Sunday 3rd October 2021: Lecture “Surviving the elements: A microscopical study of a remarkably well-preserved 470 million year old shallow marine fossil assemblage from the summit of Mount Qomolangma (Mount Everest)” by Owen Green
Watch a video of this lecture (Members only)
Owen Green has worked in the Earth Science Department at the University of Oxford since 1989, and for the past 11 years as Manager of the Geo-facilities laboratories (which includes the Optics Suite). Prior to moving to Oxford he was Curator of Geological Collections at Goldsmith’s College, University of London.
At Oxford he helped establish the Palaeobiology Laboratories and supported the research of staff, including the late Martin Brasier (micropalaeontologist), and is co-author on several papers, most notably the contextual studies on the world’s oldest (3.5 billion years old) putative fossils from the Archaean of Western Australia. Other research interests includes a study of the last shallow marine carbonate-platform dwelling foraminifera of the Tethyan Ocean recorded in rocks from the NW Himalayas 50.5 million years ago as India crashed into Asia; Neoproterozoic agglutinated foraminifera from NW Europe (Avalonia and Baltica); seasonal growth and development of the flightless New Zealand moa; the formation of gas hydrates during the early Toarcian Oceanic Anoxic event; and historical studies of the Swedish explorer Sven Hedin (1865–1952) and Oxfordshire’s English map maker William Smith (1769–1839, The Map that changed the World). Developing palaeobiological sample techniques culminated in the publication of A manual of Practical Laboratory and Field Techniques in Palaeobiology (2001).
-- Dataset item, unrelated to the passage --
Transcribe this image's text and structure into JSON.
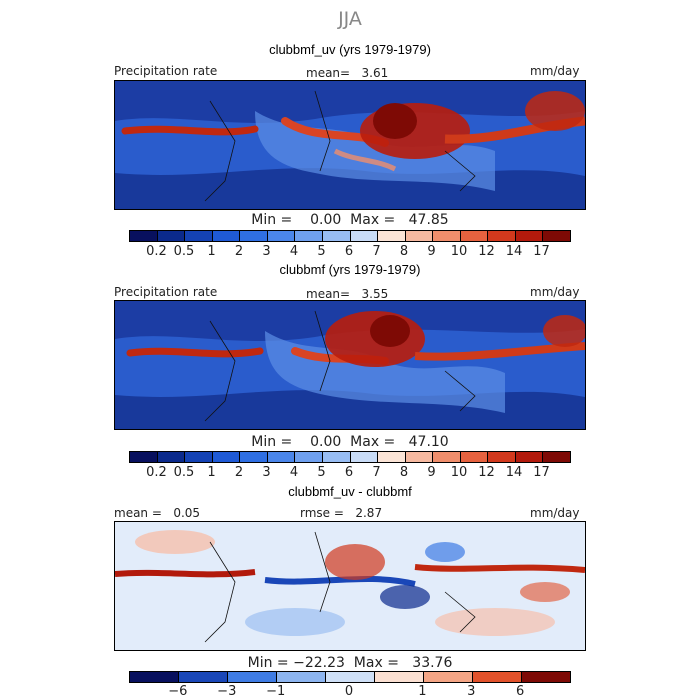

Owen is currently a member of both the Engineering and Physical Sciences and Outreach Committees of the Royal Microscopical Society, and has been a co-convenor of the RMS supported Geo-materials meeting (September 2014) at Oxford. He also organised outreach events on volcanoes and mountain building as well as being a member of the Learning Zone team at the bi-annual RMS Microscience Microscopy Conference (mmc), and is an occasional contributor to the Society’s newsletter Infocus. He is currently Chair of the Oxfordshire Geology Trust, the geo-conservation charity promoting geology to the public and undertaking outreach events in libraries and schools and has served as a committee member for the Geological Curators Group.
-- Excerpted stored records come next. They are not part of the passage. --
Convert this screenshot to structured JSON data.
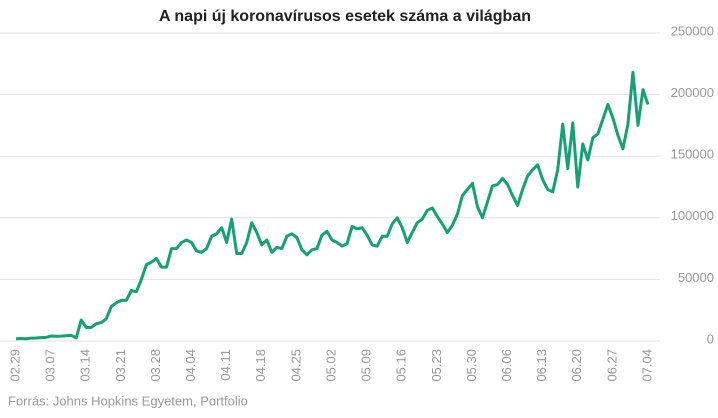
{
  "chart_data": {
    "type": "line",
    "title": "A napi új koronavírusos esetek száma a világban",
    "source": "Forrás: Johns Hopkins Egyetem, Portfolio",
    "categories": [
      "02.29",
      null,
      null,
      null,
      null,
      null,
      null,
      "03.07",
      null,
      null,
      null,
      null,
      null,
      null,
      "03.14",
      null,
      null,
      null,
      null,
      null,
      null,
      "03.21",
      null,
      null,
      null,
      null,
      null,
      null,
      "03.28",
      null,
      null,
      null,
      null,
      null,
      null,
      "04.04",
      null,
      null,
      null,
      null,
      null,
      null,
      "04.11",
      null,
      null,
      null,
      null,
      null,
      null,
      "04.18",
      null,
      null,
      null,
      null,
      null,
      null,
      "04.25",
      null,
      null,
      null,
      null,
      null,
      null,
      "05.02",
      null,
      null,
      null,
      null,
      null,
      null,
      "05.09",
      null,
      null,
      null,
      null,
      null,
      null,
      "05.16",
      null,
      null,
      null,
      null,
      null,
      null,
      "05.23",
      null,
      null,
      null,
      null,
      null,
      null,
      "05.30",
      null,
      null,
      null,
      null,
      null,
      null,
      "06.06",
      null,
      null,
      null,
      null,
      null,
      null,
      "06.13",
      null,
      null,
      null,
      null,
      null,
      null,
      "06.20",
      null,
      null,
      null,
      null,
      null,
      null,
      "06.27",
      null,
      null,
      null,
      null,
      null,
      null,
      "07.04"
    ],
    "values": [
      1800,
      2000,
      1800,
      2300,
      2400,
      2700,
      2900,
      4000,
      3900,
      4000,
      4300,
      4600,
      2500,
      17000,
      11000,
      11000,
      14000,
      15000,
      18000,
      28000,
      31000,
      33000,
      33000,
      41000,
      40000,
      50000,
      62000,
      64000,
      67000,
      60000,
      60000,
      75000,
      75000,
      80000,
      82000,
      80000,
      73000,
      72000,
      75000,
      85000,
      87000,
      92000,
      80000,
      99000,
      71000,
      71000,
      80000,
      96000,
      88000,
      78000,
      82000,
      72000,
      76000,
      75000,
      85000,
      87000,
      84000,
      74000,
      70000,
      74000,
      75000,
      86000,
      89000,
      82000,
      80000,
      77000,
      79000,
      93000,
      91000,
      92000,
      86000,
      78000,
      77000,
      85000,
      85000,
      95000,
      100000,
      92000,
      80000,
      88000,
      96000,
      99000,
      106000,
      108000,
      101000,
      95000,
      88000,
      94000,
      103000,
      118000,
      123000,
      128000,
      109000,
      100000,
      113000,
      126000,
      127000,
      132000,
      127000,
      118000,
      110000,
      123000,
      134000,
      139000,
      143000,
      131000,
      123000,
      121000,
      139000,
      176000,
      140000,
      177000,
      125000,
      160000,
      147000,
      165000,
      168000,
      180000,
      192000,
      181000,
      167000,
      156000,
      176000,
      218000,
      175000,
      204000,
      192000
    ],
    "color": "#16a076",
    "ylim": [
      0,
      250000
    ],
    "yticks": [
      0,
      50000,
      100000,
      150000,
      200000,
      250000
    ],
    "grid": true
  }
}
Himalayan Palaeozoic rocks from the area surrounding Mount Qomolangma (Mt. Everest) have been dated at 470-million-years-old (early to middle Ordovician) and contain a diverse assemblage of fossils preserved in shallow marine carbonate rich (peloidal limestone, grainstones and calcareous rich siltstones) sediments. The marine fossil assemblage includes fragments of crinoids (sea lilies), trilobites, brachiopods, ostracods, faecal pellets (peloids) and ‘net-like’ structures of possibly bryozoan affinity. Centimetre sized algal thrombolytic-like structures have also been recognised in hand specimen from the carbonate rocks collected in the Rongbuk Valley area. New samples from Everest have been analysed through the application of LM (transmitted and incident), CL and SEM techniques to examine the diversity of the fossil assemblage and the preservation potential of the dominant taxa in these early Palaeozoic rocks which have been subjected to a complex geological history with temperatures more than 350°C and buried to depths of over 5 km before being elevated to a height of 8,848 m.
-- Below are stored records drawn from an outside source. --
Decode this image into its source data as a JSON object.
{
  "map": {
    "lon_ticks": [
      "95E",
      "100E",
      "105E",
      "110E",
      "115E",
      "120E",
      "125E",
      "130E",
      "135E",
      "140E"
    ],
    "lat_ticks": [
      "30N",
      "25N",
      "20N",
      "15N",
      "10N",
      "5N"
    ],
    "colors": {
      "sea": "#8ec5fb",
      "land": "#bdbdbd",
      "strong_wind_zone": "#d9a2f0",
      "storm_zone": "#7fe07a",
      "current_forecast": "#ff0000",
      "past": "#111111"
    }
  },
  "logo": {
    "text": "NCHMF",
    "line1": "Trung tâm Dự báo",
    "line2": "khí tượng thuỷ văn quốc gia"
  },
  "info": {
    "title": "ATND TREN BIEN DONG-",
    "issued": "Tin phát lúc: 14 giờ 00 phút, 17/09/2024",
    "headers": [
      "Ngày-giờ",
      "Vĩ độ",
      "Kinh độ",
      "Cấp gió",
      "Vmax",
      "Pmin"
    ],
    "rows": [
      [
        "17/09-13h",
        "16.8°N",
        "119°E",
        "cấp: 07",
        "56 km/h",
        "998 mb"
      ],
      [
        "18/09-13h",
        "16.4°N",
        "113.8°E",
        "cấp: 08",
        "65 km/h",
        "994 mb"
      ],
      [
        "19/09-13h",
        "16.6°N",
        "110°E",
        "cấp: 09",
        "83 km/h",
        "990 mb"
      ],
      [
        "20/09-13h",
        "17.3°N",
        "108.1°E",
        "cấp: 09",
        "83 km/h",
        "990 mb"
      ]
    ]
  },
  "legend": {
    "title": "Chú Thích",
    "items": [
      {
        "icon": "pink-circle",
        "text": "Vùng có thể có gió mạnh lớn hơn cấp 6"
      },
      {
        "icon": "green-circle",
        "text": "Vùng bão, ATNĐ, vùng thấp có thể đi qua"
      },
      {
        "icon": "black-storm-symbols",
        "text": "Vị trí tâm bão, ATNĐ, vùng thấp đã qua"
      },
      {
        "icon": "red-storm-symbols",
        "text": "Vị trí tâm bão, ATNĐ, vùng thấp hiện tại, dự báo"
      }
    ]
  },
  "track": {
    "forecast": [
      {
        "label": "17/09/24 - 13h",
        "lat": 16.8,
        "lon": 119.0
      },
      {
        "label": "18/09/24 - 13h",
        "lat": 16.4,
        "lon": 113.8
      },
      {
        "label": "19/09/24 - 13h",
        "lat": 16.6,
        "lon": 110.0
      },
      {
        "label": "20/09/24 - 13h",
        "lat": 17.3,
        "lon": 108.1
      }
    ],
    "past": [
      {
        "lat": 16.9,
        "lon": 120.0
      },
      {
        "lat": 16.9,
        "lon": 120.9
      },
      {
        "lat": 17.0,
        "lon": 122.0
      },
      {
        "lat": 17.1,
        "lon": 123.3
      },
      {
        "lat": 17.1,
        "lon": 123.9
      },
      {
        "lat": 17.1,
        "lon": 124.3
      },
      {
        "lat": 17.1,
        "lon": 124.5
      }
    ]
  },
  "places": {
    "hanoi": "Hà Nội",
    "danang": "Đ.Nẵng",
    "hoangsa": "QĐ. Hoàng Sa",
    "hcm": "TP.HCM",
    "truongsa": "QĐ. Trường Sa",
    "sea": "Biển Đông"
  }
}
Wednesday 6th October 2021: Lecture “Microscope and slide makers through history” by Brian Stevenson
Watch a video of this lecture (Members only)
Visit Brian’s website: Historical Makers of Microscopes and Microscope Slides
Friday 8th October 2021: Gossip meeting
Watch a video of this lecture (Members only)
The lectures and the gossip meeting were recorded, and the videos will made available in the Members’ Area of the website.